In January, the Pennsylvania Legislature enacted a bill passed in 2021 that widens eligibility for a state program called Medical Assistance for Workers with Disabilities. The changes allow Ms. Kerr, 35, who now works 10 hours a week from home as a nurse educator, to keep Medicaid as a married woman. Before the new law, qualifying for Medicaid through the state program would have been impossible because of income thresholds that placed her and Mr. Heidenreich above the poverty line.
Mr. Heidenreich, 31, is a high school English teacher who left his job during the pandemic to stay home with Ms.
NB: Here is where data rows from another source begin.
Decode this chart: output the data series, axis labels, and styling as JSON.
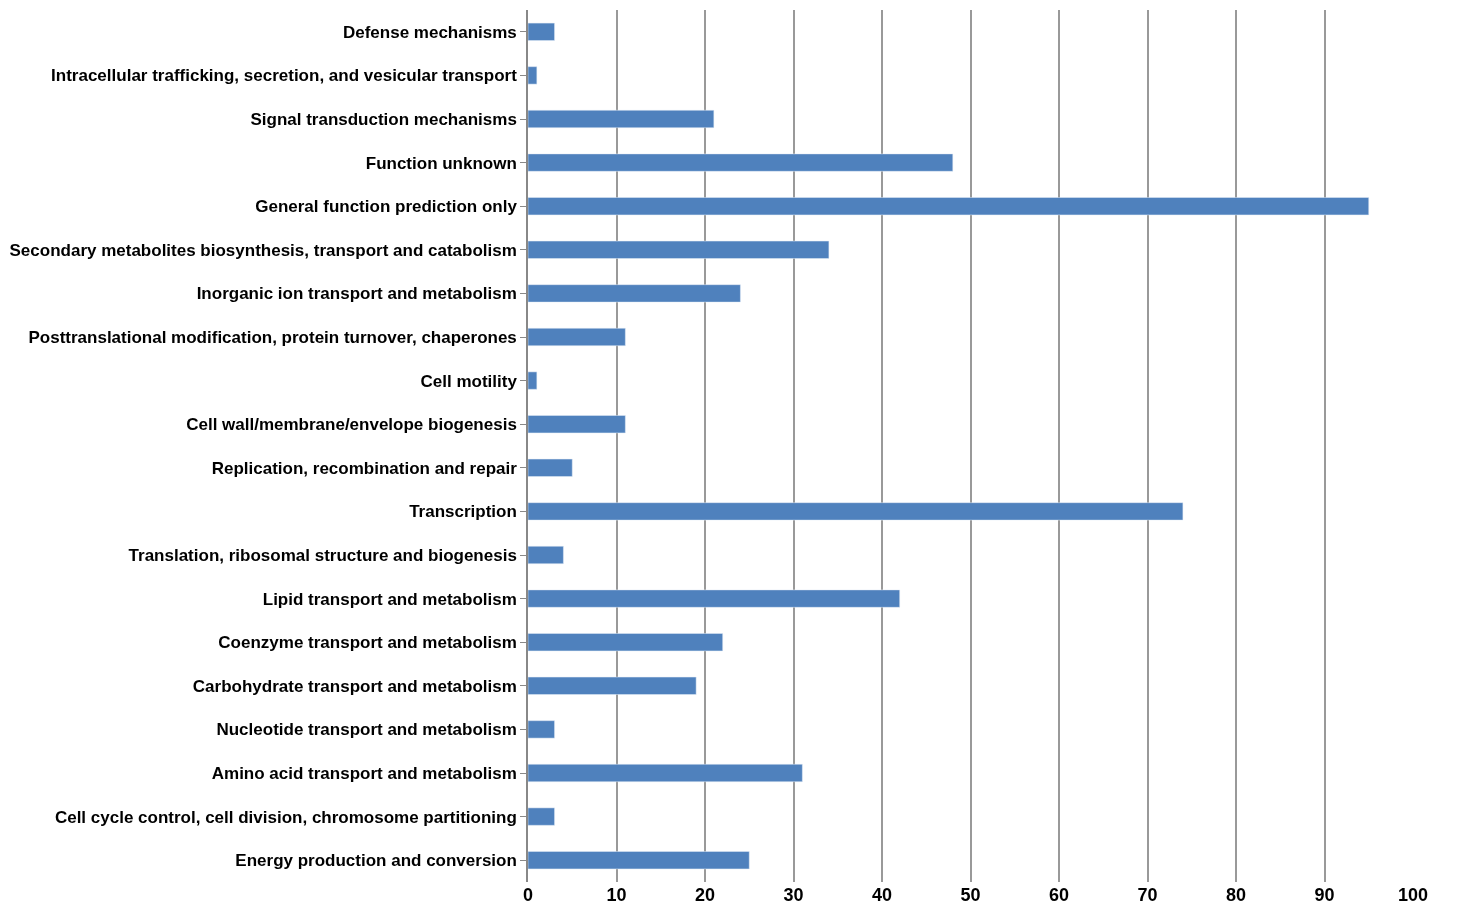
{
  "chart_data": {
    "type": "bar",
    "orientation": "horizontal",
    "categories": [
      "Defense mechanisms",
      "Intracellular trafficking, secretion, and vesicular transport",
      "Signal transduction mechanisms",
      "Function unknown",
      "General function prediction only",
      "Secondary metabolites biosynthesis, transport and catabolism",
      "Inorganic ion transport and metabolism",
      "Posttranslational modification, protein turnover, chaperones",
      "Cell motility",
      "Cell wall/membrane/envelope biogenesis",
      "Replication, recombination and repair",
      "Transcription",
      "Translation, ribosomal structure and biogenesis",
      "Lipid transport and metabolism",
      "Coenzyme transport and metabolism",
      "Carbohydrate transport and metabolism",
      "Nucleotide transport and metabolism",
      "Amino acid transport and metabolism",
      "Cell cycle control, cell division, chromosome partitioning",
      "Energy production and conversion"
    ],
    "values": [
      3,
      1,
      21,
      48,
      95,
      34,
      24,
      11,
      1,
      11,
      5,
      74,
      4,
      42,
      22,
      19,
      3,
      31,
      3,
      25
    ],
    "color": "#4f81bd",
    "xlim": [
      0,
      100
    ],
    "xticks": [
      0,
      10,
      20,
      30,
      40,
      50,
      60,
      70,
      80,
      90,
      100
    ],
    "grid": "x"
  }
}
Kerr; he now works in mortgage lending. He proposed after one year of dating in 2019.
Mr. Heidenreich thinks of his wife and the others who helped convince the state to change its program as heroes. “They made sacrifices and advocated so fiercely and pushed themselves even with limited physical capabilities,” he said.
Ms. Kerr intends to keep pushing. “Trapping us in enforced poverty and preventing us from forming families sends a message to people with disabilities that we’re not worth the connections other people have,” she said. “The next step is getting the federal laws changed. We’re going to do this piece by piece, so nobody gets left behind.”